They gained publicity money couldn't buy but New Zealand's Dragons' Den contestants say the only reason their businesses are still operating five years on is their own hard work and energy.
None of the offers made by the Kiwi "dragons" - Barry Colman, Sir Bob Jones, Annette Presley, Julie Christie and Paul Webb - have turned into lasting business relationships.
Colman offered Angela Beer $250,000 for a slice in her company, Hello Dolly, which makes tools aimed at women. She said this week the company was still going and had been licensed internationally. "It got me in front of the country and I went on to sell the products around the world. But did I end up with an investment partner? No."
She recently launched a new pet-care business. Beer said she did not have a marketing budget, and to pay for the screen time the programme gave her would have been impossible.
But she said not everyone was as philosophical about it. "There were a lot of broken hearts through that programme, people were promised things that didn't happen."
Presley and Webb offered money to Kimberly Ramsay, of All Star Cheerleading, but that deal did not happen, either. "I ended up doing it on my own."
The cheerleading gym is now the biggest in the Southern Hemisphere, with franchises around the country. A team was in the semifinals of New Zealand's Got Talent last year and are through to the next round this year.
She said the dragons wanted a bigger share of her business than she was willing to give away, and were offering things such as advertising space rather than hard cash.
Mark Jones and his brother Murray appeared on the show with Holdm clips, used to hold plants to stakes. They wanted $250,000 from Sir Bob for a 30 per cent stake. The deal did not pan out and both men still work full-time jobs elsewhere.
Mark Jones said: "He decided we weren't the ones so we've done it alone, which is good anyway. We've learned the hard way and got through."
King Klamps' owner Mandy Burt did well on the show but said her company had hit trouble when the construction industry ground to a halt in the recession.
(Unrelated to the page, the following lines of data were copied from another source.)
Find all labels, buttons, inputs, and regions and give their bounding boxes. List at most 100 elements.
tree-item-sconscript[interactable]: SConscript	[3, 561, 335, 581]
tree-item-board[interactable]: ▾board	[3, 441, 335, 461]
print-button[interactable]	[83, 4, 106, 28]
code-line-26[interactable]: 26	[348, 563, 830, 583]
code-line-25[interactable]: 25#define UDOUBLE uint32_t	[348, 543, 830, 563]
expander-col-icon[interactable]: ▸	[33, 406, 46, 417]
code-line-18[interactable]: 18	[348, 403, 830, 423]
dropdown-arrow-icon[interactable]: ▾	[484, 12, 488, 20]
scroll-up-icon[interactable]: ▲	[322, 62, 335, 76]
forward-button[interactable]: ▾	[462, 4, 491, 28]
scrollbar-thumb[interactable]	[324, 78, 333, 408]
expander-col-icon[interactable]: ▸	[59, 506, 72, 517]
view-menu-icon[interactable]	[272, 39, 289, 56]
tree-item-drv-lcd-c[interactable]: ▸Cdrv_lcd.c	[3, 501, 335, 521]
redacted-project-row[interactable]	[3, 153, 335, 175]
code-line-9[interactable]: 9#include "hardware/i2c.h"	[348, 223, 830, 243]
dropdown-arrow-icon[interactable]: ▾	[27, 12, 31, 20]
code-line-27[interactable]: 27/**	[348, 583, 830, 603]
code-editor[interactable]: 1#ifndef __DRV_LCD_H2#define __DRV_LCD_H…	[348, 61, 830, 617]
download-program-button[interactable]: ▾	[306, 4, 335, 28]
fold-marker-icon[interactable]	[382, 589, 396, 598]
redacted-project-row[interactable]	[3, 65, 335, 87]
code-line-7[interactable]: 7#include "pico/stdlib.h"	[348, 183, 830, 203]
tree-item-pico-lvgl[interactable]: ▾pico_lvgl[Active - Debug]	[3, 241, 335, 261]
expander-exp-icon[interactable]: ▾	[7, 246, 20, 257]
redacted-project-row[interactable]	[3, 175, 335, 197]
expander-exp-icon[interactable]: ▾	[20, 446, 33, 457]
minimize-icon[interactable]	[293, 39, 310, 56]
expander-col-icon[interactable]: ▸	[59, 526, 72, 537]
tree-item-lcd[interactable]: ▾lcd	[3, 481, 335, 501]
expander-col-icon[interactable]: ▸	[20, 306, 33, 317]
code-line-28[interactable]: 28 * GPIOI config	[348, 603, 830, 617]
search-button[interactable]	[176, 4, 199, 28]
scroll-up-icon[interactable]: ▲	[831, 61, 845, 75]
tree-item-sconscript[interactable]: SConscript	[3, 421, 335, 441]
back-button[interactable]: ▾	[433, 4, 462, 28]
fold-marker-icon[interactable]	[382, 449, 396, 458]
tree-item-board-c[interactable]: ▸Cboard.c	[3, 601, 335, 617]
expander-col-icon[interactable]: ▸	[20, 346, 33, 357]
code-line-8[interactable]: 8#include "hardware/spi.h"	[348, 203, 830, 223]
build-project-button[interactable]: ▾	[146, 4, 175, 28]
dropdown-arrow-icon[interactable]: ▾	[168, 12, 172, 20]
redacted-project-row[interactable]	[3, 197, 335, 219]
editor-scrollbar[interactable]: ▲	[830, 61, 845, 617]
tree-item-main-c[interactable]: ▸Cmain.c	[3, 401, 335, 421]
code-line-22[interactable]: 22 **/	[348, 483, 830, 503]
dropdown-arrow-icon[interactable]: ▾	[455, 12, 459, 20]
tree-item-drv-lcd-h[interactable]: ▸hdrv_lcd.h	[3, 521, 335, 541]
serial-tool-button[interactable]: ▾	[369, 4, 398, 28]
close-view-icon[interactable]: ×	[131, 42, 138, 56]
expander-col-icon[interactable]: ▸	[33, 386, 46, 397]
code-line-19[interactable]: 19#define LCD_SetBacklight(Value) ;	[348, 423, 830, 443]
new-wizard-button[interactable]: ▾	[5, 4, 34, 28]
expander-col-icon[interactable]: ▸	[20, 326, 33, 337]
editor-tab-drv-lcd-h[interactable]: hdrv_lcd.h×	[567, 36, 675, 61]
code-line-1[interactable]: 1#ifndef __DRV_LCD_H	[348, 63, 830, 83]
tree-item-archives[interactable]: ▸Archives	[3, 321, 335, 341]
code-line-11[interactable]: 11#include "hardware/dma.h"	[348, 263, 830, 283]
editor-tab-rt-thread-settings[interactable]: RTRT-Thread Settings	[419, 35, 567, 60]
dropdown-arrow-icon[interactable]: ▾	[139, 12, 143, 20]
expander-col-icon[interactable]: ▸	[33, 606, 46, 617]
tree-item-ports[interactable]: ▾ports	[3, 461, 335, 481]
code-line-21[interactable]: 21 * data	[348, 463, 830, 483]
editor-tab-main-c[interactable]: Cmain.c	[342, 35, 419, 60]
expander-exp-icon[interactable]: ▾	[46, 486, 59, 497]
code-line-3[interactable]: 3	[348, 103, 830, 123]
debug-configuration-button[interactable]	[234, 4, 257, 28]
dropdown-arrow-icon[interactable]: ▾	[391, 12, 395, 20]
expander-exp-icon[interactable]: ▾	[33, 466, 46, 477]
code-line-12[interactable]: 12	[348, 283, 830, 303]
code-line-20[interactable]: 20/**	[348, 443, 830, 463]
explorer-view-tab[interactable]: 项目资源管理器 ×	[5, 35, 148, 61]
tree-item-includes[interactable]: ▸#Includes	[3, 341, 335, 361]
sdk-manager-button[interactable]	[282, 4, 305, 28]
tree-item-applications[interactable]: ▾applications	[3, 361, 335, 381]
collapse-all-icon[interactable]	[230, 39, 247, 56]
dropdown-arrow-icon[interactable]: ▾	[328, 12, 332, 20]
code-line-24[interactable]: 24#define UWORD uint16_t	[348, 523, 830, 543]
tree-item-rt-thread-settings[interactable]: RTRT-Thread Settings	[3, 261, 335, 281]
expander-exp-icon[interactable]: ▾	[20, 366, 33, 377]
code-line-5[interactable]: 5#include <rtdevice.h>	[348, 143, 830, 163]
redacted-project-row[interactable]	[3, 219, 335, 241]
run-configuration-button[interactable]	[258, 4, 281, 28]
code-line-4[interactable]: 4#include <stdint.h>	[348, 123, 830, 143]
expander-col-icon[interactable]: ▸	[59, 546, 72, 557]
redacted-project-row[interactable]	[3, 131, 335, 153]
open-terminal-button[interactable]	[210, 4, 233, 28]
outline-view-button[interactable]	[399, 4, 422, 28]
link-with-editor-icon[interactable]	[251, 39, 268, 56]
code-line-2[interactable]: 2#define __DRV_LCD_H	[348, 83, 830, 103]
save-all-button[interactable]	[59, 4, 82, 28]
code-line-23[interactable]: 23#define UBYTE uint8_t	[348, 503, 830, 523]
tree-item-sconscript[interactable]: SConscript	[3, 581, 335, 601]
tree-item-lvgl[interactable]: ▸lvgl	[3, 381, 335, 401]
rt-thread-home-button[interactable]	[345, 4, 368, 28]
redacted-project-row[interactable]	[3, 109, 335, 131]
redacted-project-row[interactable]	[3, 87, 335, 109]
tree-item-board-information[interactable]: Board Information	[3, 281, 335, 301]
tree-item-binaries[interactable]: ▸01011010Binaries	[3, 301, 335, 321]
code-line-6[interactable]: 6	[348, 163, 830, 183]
Webb and Colman gave her $100,000 for a 35 per cent stake to get the product into production.
Steve Corbett, who runs Massey University's start-up business incubator, ecentre, said it was not surprising that the business relationships didn't last. "It's like a first date, you're never quite sure."
More start-ups were turning to crowdfunding to get going, he said.
Kiwi businesses could also look for help from venture capital funders, such as Stephen Tindall's K1W1.